Yankees Curtis Granderson Can’t Find Any Black Baseball Fans


New York Yankees outfielder Curtis Granderson is looking around at the fans in the stands, and he doesn’t like what he sees.

In an interview with the Fort Worth Star-Telegram, the ever-observant and introspective Granderson takes note of the lack of black fans supporting his sport of choice, baseball.

Count the number of African-American fans,” Granderson says.

"At first, it starts off as a joke (with teammates)," Granderson said. "As the game moves on, you'll get to 10, or maybe 15. Depends on where you are, too. Places like Chicago or New York, other places it's easy. (In Texas), it's hard. So after a while it becomes, 'Told you so.' "

Back in April, USA Today reported that the total percentage of black players on opening day dipped from 10 percent at the start of last year to 8.5 percent this year, the lowest such figure since 2007. When you take into account that more than 80 percent of NBA players are African-American and more than 60 percent of NFL players are African-American, baseball’s diversity -- and in turn, the amount of black fans it draws -- becomes particularly fascinating.

It’s often been noted that pricey baseball equipment and limited participation opportunities is what prevents black youths from getting involved in baseball, a point which Granderson considered.

"I know it's expensive, but I've gone to places and there are fields," Granderson said. "You can easily get equipment donated. I don't know how you fight this one. I've heard a lot of kids just say, 'I don't want to.' That's not a black/white thing, that's a kid thing. So they play on their computer, and they say, 'I want to just stay right where I am. I'm not getting into any trouble so you can't force me.

"If you poll a lot of African-American guys that are between 20 and 40 years old (and ask) what NBA player did you watch and want to be, they're all going to say '(Michael) Jordan.' He was the best player and he looked like us. (In) baseball, you have a group playing right now who could say 'Ken Griffey Jr.,' but he's no longer in the game, and there hasn't been anybody to replace him."

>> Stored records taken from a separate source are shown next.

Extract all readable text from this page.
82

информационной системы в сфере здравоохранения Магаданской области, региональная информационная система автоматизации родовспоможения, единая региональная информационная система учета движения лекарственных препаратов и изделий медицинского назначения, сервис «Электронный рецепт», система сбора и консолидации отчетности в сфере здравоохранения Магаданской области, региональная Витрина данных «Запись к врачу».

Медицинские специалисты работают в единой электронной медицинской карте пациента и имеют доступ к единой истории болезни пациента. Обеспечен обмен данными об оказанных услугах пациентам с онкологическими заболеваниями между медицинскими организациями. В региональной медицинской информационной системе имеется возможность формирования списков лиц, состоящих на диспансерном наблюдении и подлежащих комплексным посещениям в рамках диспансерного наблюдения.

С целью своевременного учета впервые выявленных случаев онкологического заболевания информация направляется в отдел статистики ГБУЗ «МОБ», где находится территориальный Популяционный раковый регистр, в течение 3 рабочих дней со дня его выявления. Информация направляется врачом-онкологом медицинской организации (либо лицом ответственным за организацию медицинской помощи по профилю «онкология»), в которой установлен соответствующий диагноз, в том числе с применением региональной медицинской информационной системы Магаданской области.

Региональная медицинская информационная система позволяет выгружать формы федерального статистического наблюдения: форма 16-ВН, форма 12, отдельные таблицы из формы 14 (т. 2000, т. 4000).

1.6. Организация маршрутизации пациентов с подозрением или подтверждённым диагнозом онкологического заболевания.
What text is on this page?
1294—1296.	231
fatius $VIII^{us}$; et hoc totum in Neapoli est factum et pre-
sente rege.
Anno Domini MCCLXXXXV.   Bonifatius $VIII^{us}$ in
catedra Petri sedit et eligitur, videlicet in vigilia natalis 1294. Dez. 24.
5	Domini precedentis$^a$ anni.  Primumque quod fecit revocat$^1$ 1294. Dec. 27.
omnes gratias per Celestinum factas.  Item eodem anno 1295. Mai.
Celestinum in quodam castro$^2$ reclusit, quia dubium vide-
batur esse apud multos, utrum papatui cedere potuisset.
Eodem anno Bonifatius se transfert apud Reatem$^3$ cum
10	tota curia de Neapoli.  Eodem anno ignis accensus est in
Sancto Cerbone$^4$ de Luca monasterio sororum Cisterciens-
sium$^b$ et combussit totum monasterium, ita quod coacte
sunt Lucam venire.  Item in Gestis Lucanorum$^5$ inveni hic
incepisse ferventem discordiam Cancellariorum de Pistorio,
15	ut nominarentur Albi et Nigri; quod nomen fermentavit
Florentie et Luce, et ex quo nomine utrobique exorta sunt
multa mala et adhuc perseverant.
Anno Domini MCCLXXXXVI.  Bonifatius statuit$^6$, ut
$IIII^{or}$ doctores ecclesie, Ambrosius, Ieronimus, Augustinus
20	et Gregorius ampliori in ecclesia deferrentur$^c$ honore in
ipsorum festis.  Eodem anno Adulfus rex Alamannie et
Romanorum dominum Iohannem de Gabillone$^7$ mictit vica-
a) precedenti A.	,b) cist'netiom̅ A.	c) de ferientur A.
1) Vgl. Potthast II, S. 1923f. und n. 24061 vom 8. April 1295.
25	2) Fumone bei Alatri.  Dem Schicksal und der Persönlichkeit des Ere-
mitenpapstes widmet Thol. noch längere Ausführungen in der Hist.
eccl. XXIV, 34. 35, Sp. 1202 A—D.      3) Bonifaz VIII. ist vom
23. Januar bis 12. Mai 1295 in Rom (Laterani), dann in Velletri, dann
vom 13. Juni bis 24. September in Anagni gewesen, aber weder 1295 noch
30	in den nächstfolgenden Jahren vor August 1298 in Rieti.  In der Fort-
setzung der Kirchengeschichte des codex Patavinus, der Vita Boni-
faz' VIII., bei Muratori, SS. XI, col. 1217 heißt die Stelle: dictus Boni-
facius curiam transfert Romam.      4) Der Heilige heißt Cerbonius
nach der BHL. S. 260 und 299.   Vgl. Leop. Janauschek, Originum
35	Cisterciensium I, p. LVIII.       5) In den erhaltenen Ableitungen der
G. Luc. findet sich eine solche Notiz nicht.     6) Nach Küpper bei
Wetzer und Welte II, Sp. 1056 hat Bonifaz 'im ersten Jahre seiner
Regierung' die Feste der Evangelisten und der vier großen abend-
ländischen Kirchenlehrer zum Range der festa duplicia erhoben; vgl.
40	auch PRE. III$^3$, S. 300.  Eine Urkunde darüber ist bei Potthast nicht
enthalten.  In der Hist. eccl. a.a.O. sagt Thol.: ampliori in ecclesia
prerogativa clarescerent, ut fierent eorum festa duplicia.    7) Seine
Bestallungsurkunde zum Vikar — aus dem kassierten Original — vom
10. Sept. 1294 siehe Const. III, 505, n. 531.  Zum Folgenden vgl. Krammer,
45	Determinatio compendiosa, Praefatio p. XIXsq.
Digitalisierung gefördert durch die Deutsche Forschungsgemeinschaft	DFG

While Granderson raises a fair and widely-accepted point, African-Americans don’t appear to be the only ones shying away from the game. Recent MLB All-Star game ratings (during the offseason of all the other major sports, no less) indicate that there is a dwindling overall interest in the sport, among people of all races and religions.

Which begs the question: is the MLB running low on black baseball fans or, any baseball fans?